On peut éventuellement penser que ces longues minutes de Silly games (Janet Kaye) s’éternisent, mais je crois surtout que McQueen a voulu la marteler, en laisser une emprunte, un peu comme après une soirée, en en reparlant avec ses amis, on se souvient de « ce moment », et que « ce moment » suffit à remémorer toute la soirée, le bonheur…
Qu’adviendra-t-il de toutes cette beauté?
James Baldwin
Lovers Rock, c’est le plus bel hommage que le réalisateur pouvait offrir à sa communauté, à sa famille, aux siens, à sa propre histoire. Lovers rock, c’est l’incroyable résilience du peuple noir, son incroyable dignité, sa vitalité culturelle malgré les violences policières et la marginalisation. Lovers Rock, c’est la revanche des gamins envoyés dans des écoles poubelles, c’est la revanche d’hommes noirs à qui on refuse une promotion au travail parce qu’ils sont noirs, c’est l’obstination de Frank Crichlow, le propriétaire du Mangrove. Lovers Rock, c’est un immense Fuck You adressé à la blanchitude, mais avec élégance, et avec le sourire, l’air de rien. C’est un geste de beauté pure, un geste d’amour infini adressé aux hommes et aux femmes noires, c’est la promesse que la vie continue.
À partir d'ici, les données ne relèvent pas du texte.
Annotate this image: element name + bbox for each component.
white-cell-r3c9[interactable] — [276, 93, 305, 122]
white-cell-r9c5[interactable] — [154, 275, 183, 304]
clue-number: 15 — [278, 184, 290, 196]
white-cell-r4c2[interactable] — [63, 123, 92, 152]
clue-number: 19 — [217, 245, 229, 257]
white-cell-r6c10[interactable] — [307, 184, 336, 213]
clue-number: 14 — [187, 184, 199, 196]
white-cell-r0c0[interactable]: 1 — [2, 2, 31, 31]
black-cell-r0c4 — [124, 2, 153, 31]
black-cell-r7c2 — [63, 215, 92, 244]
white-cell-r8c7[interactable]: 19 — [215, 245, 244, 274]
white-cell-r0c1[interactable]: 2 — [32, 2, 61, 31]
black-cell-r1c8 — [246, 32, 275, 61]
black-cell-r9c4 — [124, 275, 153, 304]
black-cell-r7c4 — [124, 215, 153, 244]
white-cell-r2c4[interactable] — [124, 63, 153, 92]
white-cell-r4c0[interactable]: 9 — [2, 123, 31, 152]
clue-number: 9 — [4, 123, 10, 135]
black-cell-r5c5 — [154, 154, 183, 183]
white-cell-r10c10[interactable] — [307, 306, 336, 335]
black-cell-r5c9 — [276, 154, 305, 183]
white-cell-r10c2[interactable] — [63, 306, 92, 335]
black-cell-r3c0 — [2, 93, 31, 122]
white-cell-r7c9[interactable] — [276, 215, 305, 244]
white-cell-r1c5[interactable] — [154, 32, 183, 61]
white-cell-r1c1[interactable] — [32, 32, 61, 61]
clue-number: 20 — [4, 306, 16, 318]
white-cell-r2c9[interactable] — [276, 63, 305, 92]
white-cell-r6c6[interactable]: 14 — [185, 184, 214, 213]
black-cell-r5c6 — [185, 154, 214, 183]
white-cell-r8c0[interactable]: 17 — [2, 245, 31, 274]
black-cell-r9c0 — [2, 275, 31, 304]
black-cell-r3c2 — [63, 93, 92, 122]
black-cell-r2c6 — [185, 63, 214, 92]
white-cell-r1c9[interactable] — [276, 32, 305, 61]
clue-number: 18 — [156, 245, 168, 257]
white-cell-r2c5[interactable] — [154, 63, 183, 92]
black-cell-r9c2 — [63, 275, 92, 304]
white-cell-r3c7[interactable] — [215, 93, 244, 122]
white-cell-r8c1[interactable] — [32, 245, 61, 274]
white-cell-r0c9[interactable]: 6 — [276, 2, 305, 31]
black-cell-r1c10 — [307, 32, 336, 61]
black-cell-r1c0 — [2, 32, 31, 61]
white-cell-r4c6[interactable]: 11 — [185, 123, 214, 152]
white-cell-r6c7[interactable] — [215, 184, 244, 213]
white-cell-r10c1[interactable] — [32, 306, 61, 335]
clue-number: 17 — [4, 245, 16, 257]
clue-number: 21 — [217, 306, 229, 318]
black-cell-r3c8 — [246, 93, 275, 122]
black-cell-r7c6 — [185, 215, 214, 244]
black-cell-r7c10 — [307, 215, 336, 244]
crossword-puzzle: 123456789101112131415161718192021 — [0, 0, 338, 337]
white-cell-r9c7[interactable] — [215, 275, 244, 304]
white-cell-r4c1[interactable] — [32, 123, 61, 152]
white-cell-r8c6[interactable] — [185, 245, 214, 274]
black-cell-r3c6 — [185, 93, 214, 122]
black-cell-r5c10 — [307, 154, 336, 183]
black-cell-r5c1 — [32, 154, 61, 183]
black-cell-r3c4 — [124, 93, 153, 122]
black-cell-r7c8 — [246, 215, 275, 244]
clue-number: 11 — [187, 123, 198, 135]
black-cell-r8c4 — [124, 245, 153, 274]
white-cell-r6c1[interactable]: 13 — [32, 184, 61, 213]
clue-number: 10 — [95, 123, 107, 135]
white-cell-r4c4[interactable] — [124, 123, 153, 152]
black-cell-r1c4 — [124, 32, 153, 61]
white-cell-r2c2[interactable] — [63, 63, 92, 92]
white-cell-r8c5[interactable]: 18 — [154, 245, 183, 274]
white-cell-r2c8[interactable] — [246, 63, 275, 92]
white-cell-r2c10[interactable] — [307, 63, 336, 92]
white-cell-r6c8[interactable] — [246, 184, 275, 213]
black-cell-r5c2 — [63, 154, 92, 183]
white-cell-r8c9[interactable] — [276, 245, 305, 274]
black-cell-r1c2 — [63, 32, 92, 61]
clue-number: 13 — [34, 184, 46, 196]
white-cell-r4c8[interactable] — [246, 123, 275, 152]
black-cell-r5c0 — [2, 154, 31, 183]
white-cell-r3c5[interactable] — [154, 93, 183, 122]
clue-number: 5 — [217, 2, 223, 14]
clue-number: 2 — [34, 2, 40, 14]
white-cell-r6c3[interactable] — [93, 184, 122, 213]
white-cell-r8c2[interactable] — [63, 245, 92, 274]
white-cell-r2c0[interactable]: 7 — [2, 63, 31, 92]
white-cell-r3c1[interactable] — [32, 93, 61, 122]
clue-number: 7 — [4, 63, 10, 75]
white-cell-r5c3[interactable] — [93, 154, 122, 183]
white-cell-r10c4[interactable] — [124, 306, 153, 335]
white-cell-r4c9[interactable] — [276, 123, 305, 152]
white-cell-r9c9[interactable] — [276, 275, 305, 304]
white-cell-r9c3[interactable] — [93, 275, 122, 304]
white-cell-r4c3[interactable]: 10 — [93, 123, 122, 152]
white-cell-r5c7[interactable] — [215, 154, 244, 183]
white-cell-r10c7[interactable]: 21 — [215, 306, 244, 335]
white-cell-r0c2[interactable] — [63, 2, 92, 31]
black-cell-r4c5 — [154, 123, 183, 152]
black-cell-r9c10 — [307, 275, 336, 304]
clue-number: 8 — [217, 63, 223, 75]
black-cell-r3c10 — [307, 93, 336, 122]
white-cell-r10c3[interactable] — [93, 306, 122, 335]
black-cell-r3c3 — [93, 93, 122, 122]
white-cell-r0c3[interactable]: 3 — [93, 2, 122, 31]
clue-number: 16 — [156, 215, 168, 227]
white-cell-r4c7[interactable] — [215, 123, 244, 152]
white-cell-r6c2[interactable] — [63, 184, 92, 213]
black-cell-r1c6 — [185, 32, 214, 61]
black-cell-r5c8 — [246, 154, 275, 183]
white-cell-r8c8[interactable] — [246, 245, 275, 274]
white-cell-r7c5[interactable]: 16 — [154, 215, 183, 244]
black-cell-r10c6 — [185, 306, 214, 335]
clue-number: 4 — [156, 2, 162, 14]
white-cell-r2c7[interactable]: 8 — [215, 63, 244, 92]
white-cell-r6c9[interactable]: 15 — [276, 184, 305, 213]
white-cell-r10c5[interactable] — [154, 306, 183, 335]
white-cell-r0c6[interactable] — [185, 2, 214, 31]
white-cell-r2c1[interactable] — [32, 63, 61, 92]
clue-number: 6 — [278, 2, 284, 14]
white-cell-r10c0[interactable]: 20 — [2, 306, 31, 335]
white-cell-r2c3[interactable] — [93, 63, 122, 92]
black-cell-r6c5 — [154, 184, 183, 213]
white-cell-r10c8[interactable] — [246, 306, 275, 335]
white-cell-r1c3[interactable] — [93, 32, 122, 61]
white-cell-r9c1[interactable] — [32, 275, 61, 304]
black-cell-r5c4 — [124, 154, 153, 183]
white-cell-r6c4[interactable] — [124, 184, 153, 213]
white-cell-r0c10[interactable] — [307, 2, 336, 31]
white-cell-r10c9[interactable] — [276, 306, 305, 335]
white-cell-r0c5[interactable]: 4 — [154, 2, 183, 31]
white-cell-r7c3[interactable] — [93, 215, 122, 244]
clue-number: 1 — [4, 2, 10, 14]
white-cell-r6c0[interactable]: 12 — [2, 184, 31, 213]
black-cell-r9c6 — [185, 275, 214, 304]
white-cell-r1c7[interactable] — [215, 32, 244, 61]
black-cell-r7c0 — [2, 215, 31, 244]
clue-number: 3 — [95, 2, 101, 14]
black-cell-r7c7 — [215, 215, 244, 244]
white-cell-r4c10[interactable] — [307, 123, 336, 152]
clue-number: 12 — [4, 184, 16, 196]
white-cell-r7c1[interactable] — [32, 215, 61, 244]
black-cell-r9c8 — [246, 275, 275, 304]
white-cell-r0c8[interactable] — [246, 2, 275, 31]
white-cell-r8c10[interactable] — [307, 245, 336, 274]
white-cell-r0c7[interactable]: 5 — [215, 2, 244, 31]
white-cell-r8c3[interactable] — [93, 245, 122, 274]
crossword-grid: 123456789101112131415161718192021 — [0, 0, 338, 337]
Lovers Rock, c’est pour que les gamins posent des questions à leurs parents, à leurs grands parents pour se réapproprier des pans de l’histoire qui leur a été cachée, exactement comme les y invitent les dernières minutes du dernier épisode, Education. L’avenir du peuple noir est dans son histoire. Et dans la conviction profonde de sa beauté.
Étonnant que Nina Sadkine n’aie pas vu tout cela. N’est-ce pas Houria Bouteldja qui régulièrement aime citer James Baldwin, « mais qu’adviendra-t-il de toutes cette beauté ». C’est exactement la question que pose ce Lovers Rock suspendu entre plusieurs épisodes racontant la violence raciste et systémique de la société britannique.
J’espère que cet article, en vous invitant toutes et toutes à regarder cette splendide série, saura également toucher Nina et l’inviter à oublier la mathématique froide de ses références universitaires pour savoir accueillir une série qui restitue à la jeune génération noire du Royaume-Uni des clés de sa propres histoire et de sa propre beauté, des fondations sans lesquelles il est impossible de parler d’émancipation.